Economic (In)justice: systemic stress and the working poor – a personal take
by Tania Aubeelack
Whenever I look at my parents, my heart immediately fills up with a huge burst of gratitude and recognition for all the sacrifices they have made to help and support me and my brother achieve a good education and a kind of societal status that would somehow elevate our value in the eyes of others around us, those withholding the keys to opportunities, and access to major institutions.
My parents gave us what they couldn’t have themselves: dreams and opportunities that weren’t present in their country of origin. My parents saw through us what they dreamed of, they wanted their children to have a decent job, status and money to be able to live, eat and sleep. This is such a noble and admirable selfless sacrifice that will always inspire me and feel me with deep love.
The hard work of my mother, a social care worker and that of my father, a gardener, has shown me that even with the right work ethic, attitude, sacrifice and dedication to help your family succeed in moving up the vertical society ladder and better the lineage of generations to come, earning and saving money was always extremely difficult, tight and hard. It just never seemed to get better. My parents both had to juggle between many jobs at the same time and the stress was at times unbearable and still is.
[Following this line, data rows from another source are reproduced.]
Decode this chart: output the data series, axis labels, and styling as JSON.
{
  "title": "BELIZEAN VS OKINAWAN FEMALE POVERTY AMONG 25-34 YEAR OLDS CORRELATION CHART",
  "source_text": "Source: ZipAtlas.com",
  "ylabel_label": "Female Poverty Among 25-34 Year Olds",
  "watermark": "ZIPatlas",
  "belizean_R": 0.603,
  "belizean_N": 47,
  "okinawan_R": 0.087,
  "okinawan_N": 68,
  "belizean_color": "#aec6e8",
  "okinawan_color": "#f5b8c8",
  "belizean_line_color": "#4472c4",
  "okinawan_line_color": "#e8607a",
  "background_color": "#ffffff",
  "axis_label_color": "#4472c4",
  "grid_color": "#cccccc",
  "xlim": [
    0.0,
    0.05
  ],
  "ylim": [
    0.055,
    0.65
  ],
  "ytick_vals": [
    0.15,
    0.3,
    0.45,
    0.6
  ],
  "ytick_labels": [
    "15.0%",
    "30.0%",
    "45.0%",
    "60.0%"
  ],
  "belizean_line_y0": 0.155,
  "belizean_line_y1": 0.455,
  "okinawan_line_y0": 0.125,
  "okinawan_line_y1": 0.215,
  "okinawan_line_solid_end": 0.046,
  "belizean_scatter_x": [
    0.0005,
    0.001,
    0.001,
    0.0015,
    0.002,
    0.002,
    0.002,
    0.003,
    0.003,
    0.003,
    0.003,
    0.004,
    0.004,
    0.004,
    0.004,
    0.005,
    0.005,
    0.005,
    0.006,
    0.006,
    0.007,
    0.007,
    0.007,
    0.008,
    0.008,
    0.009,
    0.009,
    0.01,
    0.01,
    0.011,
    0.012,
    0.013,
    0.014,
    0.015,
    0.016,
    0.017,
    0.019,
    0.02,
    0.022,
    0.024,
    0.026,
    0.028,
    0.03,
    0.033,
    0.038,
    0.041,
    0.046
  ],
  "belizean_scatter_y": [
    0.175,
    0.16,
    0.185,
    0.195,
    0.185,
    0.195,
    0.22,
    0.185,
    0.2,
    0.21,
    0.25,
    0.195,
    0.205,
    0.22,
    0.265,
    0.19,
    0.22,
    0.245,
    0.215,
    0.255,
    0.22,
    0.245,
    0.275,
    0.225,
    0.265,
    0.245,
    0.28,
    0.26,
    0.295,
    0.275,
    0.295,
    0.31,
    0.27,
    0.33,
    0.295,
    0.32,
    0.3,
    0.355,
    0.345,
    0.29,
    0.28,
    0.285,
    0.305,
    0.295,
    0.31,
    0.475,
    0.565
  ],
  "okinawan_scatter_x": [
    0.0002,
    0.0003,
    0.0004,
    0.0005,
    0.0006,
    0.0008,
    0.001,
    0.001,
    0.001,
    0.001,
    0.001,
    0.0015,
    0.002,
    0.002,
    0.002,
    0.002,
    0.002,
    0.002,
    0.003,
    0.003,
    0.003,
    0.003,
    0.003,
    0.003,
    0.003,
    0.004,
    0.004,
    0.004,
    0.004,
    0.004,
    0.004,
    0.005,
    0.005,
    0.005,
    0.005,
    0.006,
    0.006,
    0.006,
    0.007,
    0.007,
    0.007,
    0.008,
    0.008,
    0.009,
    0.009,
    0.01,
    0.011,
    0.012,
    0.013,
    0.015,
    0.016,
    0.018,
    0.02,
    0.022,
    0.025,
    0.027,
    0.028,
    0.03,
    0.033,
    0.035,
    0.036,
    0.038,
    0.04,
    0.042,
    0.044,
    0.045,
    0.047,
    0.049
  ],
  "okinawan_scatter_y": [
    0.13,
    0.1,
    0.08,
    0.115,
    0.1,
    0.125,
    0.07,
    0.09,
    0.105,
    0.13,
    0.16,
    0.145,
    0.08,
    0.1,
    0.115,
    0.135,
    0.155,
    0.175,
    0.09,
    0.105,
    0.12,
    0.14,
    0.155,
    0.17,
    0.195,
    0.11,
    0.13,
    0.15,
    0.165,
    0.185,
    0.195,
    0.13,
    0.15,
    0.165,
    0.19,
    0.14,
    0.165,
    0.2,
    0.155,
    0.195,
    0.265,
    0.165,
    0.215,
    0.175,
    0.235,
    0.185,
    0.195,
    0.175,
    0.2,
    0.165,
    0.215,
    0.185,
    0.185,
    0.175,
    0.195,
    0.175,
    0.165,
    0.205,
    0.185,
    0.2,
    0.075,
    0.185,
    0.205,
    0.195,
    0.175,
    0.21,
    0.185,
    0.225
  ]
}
This ever-mounting stress didn’t make any sense: mum and dad were doing what they were told to do and as far as I recalled they never could afford to take a break or a holiday from constantly working. Poverty was omnipresent, it was there. It wouldn’t leave us for good.
Poverty is systemic; the stressful life is systemic. This is what fuels the activist and humanist flame inside of me for systemic change and, therefore social justice for us, working people.